Friday 9 October 2015

21 Covers Of “Don’t Let Me Be Misunderstood,” Rated



There’s a paradox with some artists — the legends who stand apart from so much of pop music history in such a way that would seemingly make their music untouchable. Nina Simone is one of those artists. Her influence is vast, and her voice is so distinctive that it’d seem impossible to have her music rendered in any context outside her own body of work. In Simone, you have an enigmatic and complicated artist with a stunning, idiosyncratic voice. On one hand, maybe that counterintuitively opens up her music. There’s no real way to approach it directly, to try perform it just like she did. Rather, there’s a way you could interpret Simone’s music as a blank canvas; you might reference her work but still need to manipulate the music to fit within your own personal aesthetic. You can’t quite get away with a straight reading of a Nina Simone song (though that’s not to say some of the artists on this list didn’t try). Simone’s voice should make her music wildly intimidating to approach. And yet, her career yielded several standards that have been covered over and over.
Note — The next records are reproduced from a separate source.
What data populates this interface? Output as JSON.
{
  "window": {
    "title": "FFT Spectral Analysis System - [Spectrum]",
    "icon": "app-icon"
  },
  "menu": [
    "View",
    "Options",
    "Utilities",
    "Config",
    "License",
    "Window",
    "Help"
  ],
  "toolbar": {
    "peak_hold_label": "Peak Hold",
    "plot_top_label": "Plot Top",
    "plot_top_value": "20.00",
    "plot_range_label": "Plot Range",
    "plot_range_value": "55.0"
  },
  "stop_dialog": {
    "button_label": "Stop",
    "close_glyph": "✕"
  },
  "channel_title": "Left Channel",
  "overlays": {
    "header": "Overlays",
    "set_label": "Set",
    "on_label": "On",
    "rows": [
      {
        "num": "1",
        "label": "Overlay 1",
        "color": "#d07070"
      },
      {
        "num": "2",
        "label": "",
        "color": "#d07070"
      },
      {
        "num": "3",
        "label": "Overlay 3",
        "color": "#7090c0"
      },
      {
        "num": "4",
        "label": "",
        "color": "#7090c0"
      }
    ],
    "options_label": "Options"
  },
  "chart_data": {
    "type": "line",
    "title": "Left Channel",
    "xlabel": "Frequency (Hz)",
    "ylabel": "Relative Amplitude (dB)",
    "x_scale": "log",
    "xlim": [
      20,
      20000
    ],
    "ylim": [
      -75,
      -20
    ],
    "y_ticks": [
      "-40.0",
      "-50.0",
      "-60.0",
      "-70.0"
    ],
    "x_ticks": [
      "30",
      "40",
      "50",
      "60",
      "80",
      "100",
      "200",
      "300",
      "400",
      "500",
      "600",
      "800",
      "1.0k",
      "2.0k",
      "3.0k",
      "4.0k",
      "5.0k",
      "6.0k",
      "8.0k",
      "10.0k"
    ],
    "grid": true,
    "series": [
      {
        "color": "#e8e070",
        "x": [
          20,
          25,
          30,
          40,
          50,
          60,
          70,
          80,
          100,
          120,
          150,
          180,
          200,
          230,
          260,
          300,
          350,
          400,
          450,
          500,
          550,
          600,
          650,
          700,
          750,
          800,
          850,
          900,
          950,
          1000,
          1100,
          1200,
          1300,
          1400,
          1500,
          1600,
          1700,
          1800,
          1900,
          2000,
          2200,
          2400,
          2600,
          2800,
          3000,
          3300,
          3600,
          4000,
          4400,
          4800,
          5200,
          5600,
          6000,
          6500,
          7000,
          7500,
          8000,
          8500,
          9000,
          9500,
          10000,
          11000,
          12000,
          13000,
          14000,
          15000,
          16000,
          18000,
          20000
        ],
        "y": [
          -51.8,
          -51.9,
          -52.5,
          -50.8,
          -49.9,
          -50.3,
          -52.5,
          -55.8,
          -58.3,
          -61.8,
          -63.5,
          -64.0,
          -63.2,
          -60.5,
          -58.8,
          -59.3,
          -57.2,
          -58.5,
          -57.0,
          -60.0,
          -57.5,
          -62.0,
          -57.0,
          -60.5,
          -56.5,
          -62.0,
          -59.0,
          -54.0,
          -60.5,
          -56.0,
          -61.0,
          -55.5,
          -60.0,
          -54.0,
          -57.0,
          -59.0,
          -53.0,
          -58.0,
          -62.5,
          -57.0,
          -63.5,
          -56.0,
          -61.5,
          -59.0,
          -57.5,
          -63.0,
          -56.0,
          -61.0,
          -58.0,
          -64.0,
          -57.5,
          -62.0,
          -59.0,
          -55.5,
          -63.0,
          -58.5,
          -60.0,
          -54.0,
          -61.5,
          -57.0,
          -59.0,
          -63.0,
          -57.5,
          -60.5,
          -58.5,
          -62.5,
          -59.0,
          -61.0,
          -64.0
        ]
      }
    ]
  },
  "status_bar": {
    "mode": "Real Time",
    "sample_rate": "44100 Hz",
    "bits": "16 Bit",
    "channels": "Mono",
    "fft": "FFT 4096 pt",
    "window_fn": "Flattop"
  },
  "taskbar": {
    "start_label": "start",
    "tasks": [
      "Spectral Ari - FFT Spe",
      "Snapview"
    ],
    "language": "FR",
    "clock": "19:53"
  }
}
Within the rock and indie sphere, the song that looms over pretty much everything else has to be “Don’t Let Me Be Misunderstood,” a track written by Bennie Benjamin, Gloria Caldwell, and Sol Marcus that’s been covered consistently since its release, by a vast array of artists. In 1965, just a year after Simone released her version, the Animals cut their own. It lives on as one of their most recognizable songs; and, as you’ll see with some of the covers below, the Animals’ version sometimes eclipses Simone’s original, as it became the template for most of the notable covers of the song. Fifty years later, people are still covering it — Lana Del Rey’s new album, Honeymoon, closes with her interpretation of the song, which in hindsight feels like an inevitable inclusion in her career. It was just a matter of time until it occurred. On the occasion of LDR’s new version, we’ve compiled a list of notable or curious covers of “Don’t Let Me Be Misunderstood.” As it goes with these lists, the results are all over the place: from solidly run-of-the-mill, to disappointing, to batshit strange, to so good they’ll level you.